Anti-pollution beauty lagging behind in Europe

the body shop

In regions such as Asia and the United States anti-pollution beauty and bodycare has broken into the mainstream, but according to Mintel, Europe is still trailing way behind.

In her piece Beauty Spot: Anti-pollution beauty – Why Europe needs to step it up, Mintel’s Vivienne Rudd says that despite the perils of urban pollution being highlighted to consumers through government campaigns, the beauty industry in Europe has been slow to respond. “Beauty brands need to step up their launch activity, creating targeted formulations backed with compelling and meaningful marketing,” she says.

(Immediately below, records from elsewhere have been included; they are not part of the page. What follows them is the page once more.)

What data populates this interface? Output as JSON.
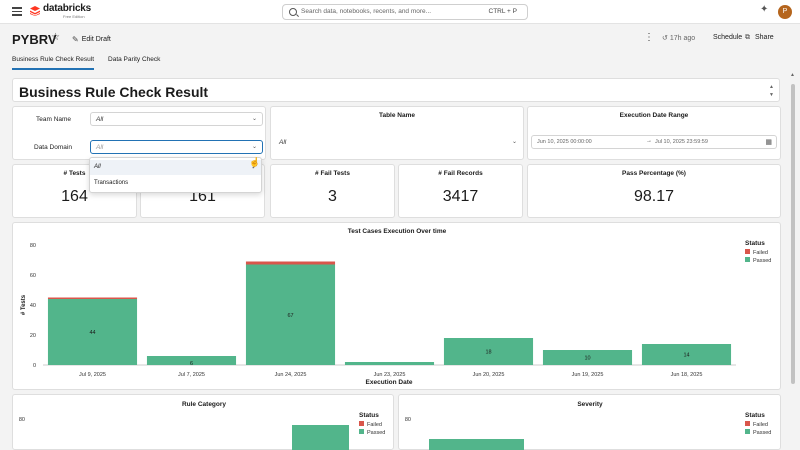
{
  "topbar": {
    "brand": "databricks",
    "brand_sub": "Free Edition",
    "search_placeholder": "Search data, notebooks, recents, and more...",
    "search_shortcut": "CTRL + P",
    "avatar_initial": "P"
  },
  "dashboard": {
    "title": "PYBRV",
    "edit_label": "Edit Draft",
    "last_edit": "17h ago",
    "schedule_label": "Schedule",
    "share_label": "Share",
    "tabs": [
      {
        "label": "Business Rule Check Result",
        "active": true
      },
      {
        "label": "Data Parity Check",
        "active": false
      }
    ]
  },
  "header": {
    "title": "Business Rule Check Result"
  },
  "filters": {
    "team_name_label": "Team Name",
    "team_name_value": "All",
    "data_domain_label": "Data Domain",
    "data_domain_value": "All",
    "data_domain_options": [
      "All",
      "Transactions"
    ],
    "table_name_label": "Table Name",
    "table_name_value": "All",
    "date_range_label": "Execution Date Range",
    "date_from": "Jun 10, 2025 00:00:00",
    "date_to": "Jul 10, 2025 23:59:59"
  },
  "kpis": {
    "tests_label": "# Tests",
    "tests_value": "164",
    "passed_value": "161",
    "fail_tests_label": "# Fail Tests",
    "fail_tests_value": "3",
    "fail_records_label": "# Fail  Records",
    "fail_records_value": "3417",
    "pass_pct_label": "Pass Percentage (%)",
    "pass_pct_value": "98.17"
  },
  "colors": {
    "passed": "#52b58b",
    "failed": "#d9564b",
    "accent": "#2272b4"
  },
  "chart_data": [
    {
      "type": "bar",
      "title": "Test Cases Execution Over time",
      "xlabel": "Execution Date",
      "ylabel": "# Tests",
      "ylim": [
        0,
        80
      ],
      "yticks": [
        0,
        20,
        40,
        60,
        80
      ],
      "categories": [
        "Jul 9, 2025",
        "Jul 7, 2025",
        "Jun 24, 2025",
        "Jun 23, 2025",
        "Jun 20, 2025",
        "Jun 19, 2025",
        "Jun 18, 2025"
      ],
      "series": [
        {
          "name": "Passed",
          "values": [
            44,
            6,
            67,
            2,
            18,
            10,
            14
          ],
          "labels": [
            "44",
            "6",
            "67",
            "",
            "18",
            "10",
            "14"
          ]
        },
        {
          "name": "Failed",
          "values": [
            1,
            0,
            2,
            0,
            0,
            0,
            0
          ]
        }
      ],
      "legend_title": "Status",
      "legend_entries": [
        "Failed",
        "Passed"
      ],
      "legend_position": "right"
    },
    {
      "type": "bar",
      "title": "Rule Category",
      "yticks": [
        80
      ],
      "legend_title": "Status",
      "legend_entries": [
        "Failed",
        "Passed"
      ],
      "legend_position": "right"
    },
    {
      "type": "bar",
      "title": "Severity",
      "yticks": [
        80
      ],
      "legend_title": "Status",
      "legend_entries": [
        "Failed",
        "Passed"
      ],
      "legend_position": "right"
    }
  ]
}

“Despite the high level of concern, anti-pollution new product development in Europe’s beauty and personal care market is stagnating. According to Mintel Global New Products Database, such products accounted for 1.3% of European beauty and personal care launches in both 2015 and 2016, and fell slightly to 1.2% of launches in January-May 2017. In contrast, Asia Pacific saw anti-pollution launches grow from 1.2% in 2015 to 1.7% in 2016; in North America, the share rose from 1.3% to 1.4% over the same period.”

Whereas previously it has been difficult for brands to support their anti-pollution claims, Rudd says that testing agencies have been working on protocols to evaluate anti-pollution protection, which can be used to sway sceptical consumers and move towards an anti-pollution index similar to SPF ratings which can be used on packaging.

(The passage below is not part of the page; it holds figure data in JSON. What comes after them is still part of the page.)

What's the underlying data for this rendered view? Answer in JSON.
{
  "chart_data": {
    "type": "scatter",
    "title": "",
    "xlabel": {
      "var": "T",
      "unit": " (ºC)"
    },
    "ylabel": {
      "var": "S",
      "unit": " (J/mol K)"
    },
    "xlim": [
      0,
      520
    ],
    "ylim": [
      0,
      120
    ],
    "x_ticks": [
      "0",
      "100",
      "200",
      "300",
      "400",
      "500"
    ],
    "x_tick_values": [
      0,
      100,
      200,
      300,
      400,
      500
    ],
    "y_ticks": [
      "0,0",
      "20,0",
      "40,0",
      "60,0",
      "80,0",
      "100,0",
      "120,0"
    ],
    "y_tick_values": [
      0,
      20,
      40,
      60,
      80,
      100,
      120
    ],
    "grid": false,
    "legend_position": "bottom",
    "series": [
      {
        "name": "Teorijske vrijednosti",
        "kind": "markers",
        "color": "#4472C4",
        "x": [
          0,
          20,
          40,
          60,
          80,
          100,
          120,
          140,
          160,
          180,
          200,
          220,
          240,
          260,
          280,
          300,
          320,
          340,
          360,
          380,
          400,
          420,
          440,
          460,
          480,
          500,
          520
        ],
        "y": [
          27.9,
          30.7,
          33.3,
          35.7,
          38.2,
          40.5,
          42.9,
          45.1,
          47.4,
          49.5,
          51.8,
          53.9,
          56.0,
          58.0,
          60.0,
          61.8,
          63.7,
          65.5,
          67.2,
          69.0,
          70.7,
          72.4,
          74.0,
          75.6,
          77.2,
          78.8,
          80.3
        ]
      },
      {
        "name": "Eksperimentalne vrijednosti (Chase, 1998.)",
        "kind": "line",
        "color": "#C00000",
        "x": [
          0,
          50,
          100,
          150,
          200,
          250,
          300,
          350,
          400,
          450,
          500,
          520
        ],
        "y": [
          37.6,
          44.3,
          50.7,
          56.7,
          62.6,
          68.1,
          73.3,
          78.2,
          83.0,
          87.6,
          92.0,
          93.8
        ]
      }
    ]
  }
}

Rudd flags up some brands which are on the ball when it comes to anti-pollution solutions, such as REN which has a Clean Skincare Flash Defence Brume Anti-Pollution mist designed to protect skin from the ageing effects of free radicals and environmental pollution, and the Aveda Pramasana Purifying Scalp Cleanser which uses babassu and wintergreen to nourish and support the scalp’s protective barrier against pollution.

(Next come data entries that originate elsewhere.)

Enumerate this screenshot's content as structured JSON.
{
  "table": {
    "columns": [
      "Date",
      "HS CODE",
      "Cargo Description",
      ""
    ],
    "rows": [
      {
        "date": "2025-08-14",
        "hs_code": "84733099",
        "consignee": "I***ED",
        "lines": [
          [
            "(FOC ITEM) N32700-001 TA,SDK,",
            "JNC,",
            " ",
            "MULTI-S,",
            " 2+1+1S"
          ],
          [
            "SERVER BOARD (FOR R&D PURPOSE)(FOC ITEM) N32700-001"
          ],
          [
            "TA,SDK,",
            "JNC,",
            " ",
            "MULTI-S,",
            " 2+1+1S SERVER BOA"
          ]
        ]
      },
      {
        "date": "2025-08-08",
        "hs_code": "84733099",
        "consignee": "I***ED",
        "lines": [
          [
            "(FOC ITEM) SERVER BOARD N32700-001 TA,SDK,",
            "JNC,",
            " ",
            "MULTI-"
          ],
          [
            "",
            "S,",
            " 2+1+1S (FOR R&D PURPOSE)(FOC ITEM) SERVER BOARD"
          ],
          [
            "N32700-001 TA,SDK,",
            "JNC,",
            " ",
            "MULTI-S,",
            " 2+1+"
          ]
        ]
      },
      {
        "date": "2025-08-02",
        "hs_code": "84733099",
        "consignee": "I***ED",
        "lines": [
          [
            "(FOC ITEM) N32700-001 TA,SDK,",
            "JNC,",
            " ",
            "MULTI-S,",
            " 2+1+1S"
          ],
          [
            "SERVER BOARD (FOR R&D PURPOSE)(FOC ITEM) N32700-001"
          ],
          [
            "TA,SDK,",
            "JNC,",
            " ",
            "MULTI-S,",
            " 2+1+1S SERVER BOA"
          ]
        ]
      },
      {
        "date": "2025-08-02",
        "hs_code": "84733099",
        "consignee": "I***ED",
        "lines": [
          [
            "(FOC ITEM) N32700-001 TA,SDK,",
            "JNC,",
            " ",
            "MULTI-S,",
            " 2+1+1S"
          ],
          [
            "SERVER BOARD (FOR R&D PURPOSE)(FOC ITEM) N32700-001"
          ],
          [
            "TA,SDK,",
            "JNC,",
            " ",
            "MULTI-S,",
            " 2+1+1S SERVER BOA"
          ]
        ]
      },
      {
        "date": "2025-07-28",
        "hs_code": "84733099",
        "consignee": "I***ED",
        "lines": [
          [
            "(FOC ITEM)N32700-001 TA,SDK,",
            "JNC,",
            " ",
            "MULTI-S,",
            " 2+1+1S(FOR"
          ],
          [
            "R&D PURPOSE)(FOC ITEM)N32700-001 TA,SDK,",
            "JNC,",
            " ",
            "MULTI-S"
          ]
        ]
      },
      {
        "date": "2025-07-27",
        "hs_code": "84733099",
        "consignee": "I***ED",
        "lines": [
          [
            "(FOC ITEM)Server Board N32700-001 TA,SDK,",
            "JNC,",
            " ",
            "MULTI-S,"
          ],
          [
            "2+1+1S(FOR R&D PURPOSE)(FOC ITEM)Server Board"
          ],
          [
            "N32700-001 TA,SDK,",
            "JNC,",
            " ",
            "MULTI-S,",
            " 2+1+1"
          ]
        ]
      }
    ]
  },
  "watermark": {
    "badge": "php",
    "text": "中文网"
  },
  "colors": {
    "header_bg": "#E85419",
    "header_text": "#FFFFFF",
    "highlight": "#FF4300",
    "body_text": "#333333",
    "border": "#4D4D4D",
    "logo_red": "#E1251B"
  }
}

Rudd points out that as an increasing number of beauty brands develop products to address problems caused by pollution, some have been accused of jumping on the bandwagon for pure profit rather than contributing to alleviating them.

Some, however, have taken the opportunity to make their mark. In May, for example, The Body Shop teamed up with Airlabs and JCDecaux to pilot an outdoor advertising campaign in London which used posters that remove nitrogen dioxide and particulates from the air, leaving it up to 95% cleaner.